Determining environmental liability

Managing environmental liability
The concept of environmental liability refers to the fact that those that damage the environment should be held responsible for their actions. Environmental liability covers both environmental damage (site contamination and damage to biological diversity, also called biodiversity) and traditional damage (harm to health and property). Liability is strict for damage caused by dangerous activities and fault-based for biodiversity damage caused by a non-dangerous activity. The liable party is the operator in control of the activity that caused the damage.

Development of comprehensive liability and compensation regimes are key strategies in the achievement of environmental and sustainable development goals.

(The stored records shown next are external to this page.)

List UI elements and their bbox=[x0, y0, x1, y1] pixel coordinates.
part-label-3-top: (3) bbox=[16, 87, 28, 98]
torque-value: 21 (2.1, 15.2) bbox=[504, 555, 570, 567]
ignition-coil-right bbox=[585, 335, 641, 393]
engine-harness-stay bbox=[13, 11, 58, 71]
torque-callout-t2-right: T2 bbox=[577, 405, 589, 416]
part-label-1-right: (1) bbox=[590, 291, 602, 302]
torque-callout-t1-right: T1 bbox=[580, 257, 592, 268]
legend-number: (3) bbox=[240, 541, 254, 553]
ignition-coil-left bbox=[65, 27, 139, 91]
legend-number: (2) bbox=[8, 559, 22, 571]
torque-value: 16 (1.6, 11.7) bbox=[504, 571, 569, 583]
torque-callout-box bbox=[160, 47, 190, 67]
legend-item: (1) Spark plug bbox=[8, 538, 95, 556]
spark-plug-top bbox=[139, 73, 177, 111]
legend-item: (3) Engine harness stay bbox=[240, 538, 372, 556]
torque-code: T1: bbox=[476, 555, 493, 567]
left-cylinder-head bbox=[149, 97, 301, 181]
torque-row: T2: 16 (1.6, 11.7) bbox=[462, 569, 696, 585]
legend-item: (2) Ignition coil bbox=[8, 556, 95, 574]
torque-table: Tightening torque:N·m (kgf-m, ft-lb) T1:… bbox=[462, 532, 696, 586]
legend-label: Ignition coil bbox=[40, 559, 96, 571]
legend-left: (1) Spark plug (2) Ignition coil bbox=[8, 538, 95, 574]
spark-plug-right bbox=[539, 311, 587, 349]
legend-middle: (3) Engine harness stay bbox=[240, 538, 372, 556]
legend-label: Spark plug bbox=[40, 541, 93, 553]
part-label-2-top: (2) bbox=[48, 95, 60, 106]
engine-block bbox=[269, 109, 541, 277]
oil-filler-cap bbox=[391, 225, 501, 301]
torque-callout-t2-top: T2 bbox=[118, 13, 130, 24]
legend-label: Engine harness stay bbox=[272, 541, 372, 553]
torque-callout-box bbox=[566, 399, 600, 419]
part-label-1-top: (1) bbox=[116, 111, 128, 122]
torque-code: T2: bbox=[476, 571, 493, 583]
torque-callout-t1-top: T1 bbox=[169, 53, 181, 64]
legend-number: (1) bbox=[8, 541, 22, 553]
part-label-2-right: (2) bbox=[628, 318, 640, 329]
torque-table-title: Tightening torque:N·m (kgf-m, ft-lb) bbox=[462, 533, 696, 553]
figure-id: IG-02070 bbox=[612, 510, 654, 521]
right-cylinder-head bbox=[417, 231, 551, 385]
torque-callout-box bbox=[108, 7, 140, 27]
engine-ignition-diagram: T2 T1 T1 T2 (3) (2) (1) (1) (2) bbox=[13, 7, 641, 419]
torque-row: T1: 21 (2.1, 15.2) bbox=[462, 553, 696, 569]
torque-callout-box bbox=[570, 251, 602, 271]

Member States of the European Union have established national environmental liability regimes that cover damage to persons and goods, and they have introduced laws to deal with liability for, and clean up of, contaminated sites. However, until now, these national regimes have not really addressed the issue of liability for damage to nature. This is one reason why economic actors have focused on their responsibilities to other people's health or property, but have not tended to consider their responsibilities for damage to the wider environment. This has traditionally been seen as a 'public good' for which society as a whole should be responsible, rather than something the individual actor who actually caused the damage should bear. The introduction of liability for damage to nature is expected to bring about a change of attitude that should result in an increased level of prevention and precaution.

Nearly all national environmental liability regimes are based on strict liability (this means that no fault by the polluter is required), when damage is caused by a hazardous activity.

Better prevention and ensuring restoration of environmental damage will result in an increased internalisation of environmental costs, which means that the costs of preventing and restoring environmental damage will be paid by the parties responsible for the damage rather than being financed by society in general (or the tax payer).

Examples of EC legislation dealing with hazardous or potentially hazardous activities are legislation containing discharge or emission limits for hazardous substances into water or air; legislation with the objective to prevent and control risks of accidents and pollution; legislation dealing with dangerous substances and preparations with a view (among others) of protection of the environment; legislation in the field of waste management; legislation in the field of genetically modified organisms (as far as not covered by the [Product Liability Directive]); and legislation in the field of transport of dangerous goods.

International works on liability include the work of the International Law Commission on the development and application of liability regimes under multilateral instruments including the [Antarctic Treaty], the [Basel Convention on the Control of Transboundary Movements of Hazardous Wastes and Their Disposal], and the [Cartagena Protocol on Biosafety].

1. For cases concerning environmental damage, public interest groups should have a right to step into the shoes of public authorities, where these are responsible for tackling environmental damage, but have not acted. This is in line with the 1998 [Ã…rhus Convention on access to information, public participation in decision-making and access to justice], a UN/ECE Convention that has been signed by the Community and all the EU Member States, as well as by other states.

2. The crucial question is how to equate the environmental risk of an economic activity of a third party with the financial risk of the investor. The importance of legislation to control pollution by requiring industrial remediation or imposing fines is broadly recognized. But beyond the command and control aspects of legislation there is a less acknowledged force: the power of liability. In accordance with the polluter pays principle, present laws hold liable the entity harming the environment but not the financiers to that activity. How, and by what means, might this be changed?